The Netherton Late Blower, Cider Lady’s Finger, Slack-ma-Girdle and Billy Down Pippin are among hundreds of rare varieties of apples that have now been rescued from extinction and are being planted across the West Country at places like Montacute House and Barrington Court in Somerset, Tyntesfield near Bristol, Golden Cap in Dorset, Westbury Court Garden in Gloucestershire and Killerton in Devon.
The apple is believed to have originated in Central Asia and to have been first introduced to Europe by Alexander the Great. The Romans are credited with cultivating Alexander’s ‘wild apple’ into the ‘domestic apple’ and it was almost certainly the Romans who introduced the apple to the West Country.
Apple Day, 21st October, was launched in 1990 by Common Ground. The aspiration was to create a calendar custom, an autumn holiday. From the start, Apple Day was intended to be both a celebration and a demonstration of the variety we are in danger of losing, not simply in apples, but in the richness and diversity of landscape, ecology and culture too. It has also played a part in raising awareness in the provenance and traceability of food.

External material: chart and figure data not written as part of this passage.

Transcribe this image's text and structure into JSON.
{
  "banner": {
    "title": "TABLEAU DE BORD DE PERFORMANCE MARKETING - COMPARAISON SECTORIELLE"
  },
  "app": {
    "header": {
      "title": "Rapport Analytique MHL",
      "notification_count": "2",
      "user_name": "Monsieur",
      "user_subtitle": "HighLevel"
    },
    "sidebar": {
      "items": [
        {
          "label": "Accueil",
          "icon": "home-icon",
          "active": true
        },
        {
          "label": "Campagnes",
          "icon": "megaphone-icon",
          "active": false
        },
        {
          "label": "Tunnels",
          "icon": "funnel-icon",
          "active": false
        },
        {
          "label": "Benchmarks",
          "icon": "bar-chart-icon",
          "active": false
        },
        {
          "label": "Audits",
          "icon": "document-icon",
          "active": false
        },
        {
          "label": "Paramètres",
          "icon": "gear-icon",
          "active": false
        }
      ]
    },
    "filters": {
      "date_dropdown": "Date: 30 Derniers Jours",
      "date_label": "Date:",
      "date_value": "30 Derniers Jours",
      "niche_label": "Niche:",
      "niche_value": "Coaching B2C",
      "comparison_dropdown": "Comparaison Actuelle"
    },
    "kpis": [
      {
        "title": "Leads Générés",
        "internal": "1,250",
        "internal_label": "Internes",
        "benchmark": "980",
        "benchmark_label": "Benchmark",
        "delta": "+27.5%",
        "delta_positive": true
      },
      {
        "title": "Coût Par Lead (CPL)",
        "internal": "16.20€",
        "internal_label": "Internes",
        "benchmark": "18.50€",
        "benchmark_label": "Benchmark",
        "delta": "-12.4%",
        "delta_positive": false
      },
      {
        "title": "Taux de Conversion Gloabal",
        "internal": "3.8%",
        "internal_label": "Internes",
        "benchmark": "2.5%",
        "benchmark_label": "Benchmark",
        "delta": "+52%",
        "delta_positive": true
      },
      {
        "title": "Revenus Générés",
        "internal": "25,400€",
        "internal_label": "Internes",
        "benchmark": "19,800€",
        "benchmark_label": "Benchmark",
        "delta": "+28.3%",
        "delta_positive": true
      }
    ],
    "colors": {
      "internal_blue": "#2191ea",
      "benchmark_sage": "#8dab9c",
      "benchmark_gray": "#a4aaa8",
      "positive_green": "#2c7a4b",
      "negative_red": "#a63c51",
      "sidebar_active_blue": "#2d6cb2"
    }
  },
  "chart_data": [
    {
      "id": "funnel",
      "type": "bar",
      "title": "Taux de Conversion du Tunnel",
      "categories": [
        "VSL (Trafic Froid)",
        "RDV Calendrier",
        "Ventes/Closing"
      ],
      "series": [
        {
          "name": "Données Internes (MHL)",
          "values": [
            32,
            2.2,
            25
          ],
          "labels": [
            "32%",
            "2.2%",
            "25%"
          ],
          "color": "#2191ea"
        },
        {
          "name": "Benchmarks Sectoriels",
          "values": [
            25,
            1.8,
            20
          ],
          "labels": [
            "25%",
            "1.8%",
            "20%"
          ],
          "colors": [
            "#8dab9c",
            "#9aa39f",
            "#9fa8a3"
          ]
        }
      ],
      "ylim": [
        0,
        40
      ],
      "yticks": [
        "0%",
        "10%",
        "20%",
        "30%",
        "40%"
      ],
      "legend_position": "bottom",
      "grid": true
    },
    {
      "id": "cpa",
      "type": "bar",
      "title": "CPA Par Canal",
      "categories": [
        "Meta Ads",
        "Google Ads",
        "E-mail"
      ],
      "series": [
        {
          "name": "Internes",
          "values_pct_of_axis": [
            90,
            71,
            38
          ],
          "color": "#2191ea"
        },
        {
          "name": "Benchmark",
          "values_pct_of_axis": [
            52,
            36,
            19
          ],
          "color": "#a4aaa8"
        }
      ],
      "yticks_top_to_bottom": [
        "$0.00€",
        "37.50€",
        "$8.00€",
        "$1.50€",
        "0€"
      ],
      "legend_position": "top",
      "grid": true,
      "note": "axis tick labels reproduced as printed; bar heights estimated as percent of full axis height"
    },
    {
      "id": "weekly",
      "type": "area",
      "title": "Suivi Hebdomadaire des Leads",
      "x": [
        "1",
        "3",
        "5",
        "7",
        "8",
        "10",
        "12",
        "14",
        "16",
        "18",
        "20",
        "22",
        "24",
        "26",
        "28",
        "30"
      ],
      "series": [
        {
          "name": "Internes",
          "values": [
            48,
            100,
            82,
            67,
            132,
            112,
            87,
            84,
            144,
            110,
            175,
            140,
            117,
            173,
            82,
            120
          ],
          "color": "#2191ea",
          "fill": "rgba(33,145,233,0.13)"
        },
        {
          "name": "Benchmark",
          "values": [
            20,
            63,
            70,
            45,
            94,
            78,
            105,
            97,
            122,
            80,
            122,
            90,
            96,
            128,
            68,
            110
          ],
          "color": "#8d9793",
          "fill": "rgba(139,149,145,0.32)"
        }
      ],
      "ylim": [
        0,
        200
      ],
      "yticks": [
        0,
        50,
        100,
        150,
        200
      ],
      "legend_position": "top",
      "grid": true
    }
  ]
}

Apple Day is usually celebrated in the orchards at Barrington Court, but due to the on-going coronavirus crisis they are unable to host the usual weekend festival. So instead, Barrington Court have collected all things apple-y online for you to the celebrate the season at home. Find out more here.
At local cider producer Bridge Farm in Somerset, the cider apple harvest starts in October and runs through to December. Once the apples are harvested they will be blended, often with a dozen or more local varieties going into each pressing. The fruit is then washed and the bad apples removed by hand prior to the fruit being milled. The milled apples are then built up in layers between racks and cloths to form what is called a ‘cheese’, which is then hydraulically pressed. The juice from the pressing is pumped into barrels to begin the fermentation process and the remaining pomace (pulp) is stored for winter feed for the sheep that graze the farm’s orchards. The juice will be allowed to ferment slowly over the winter and following spring before being ready to drink.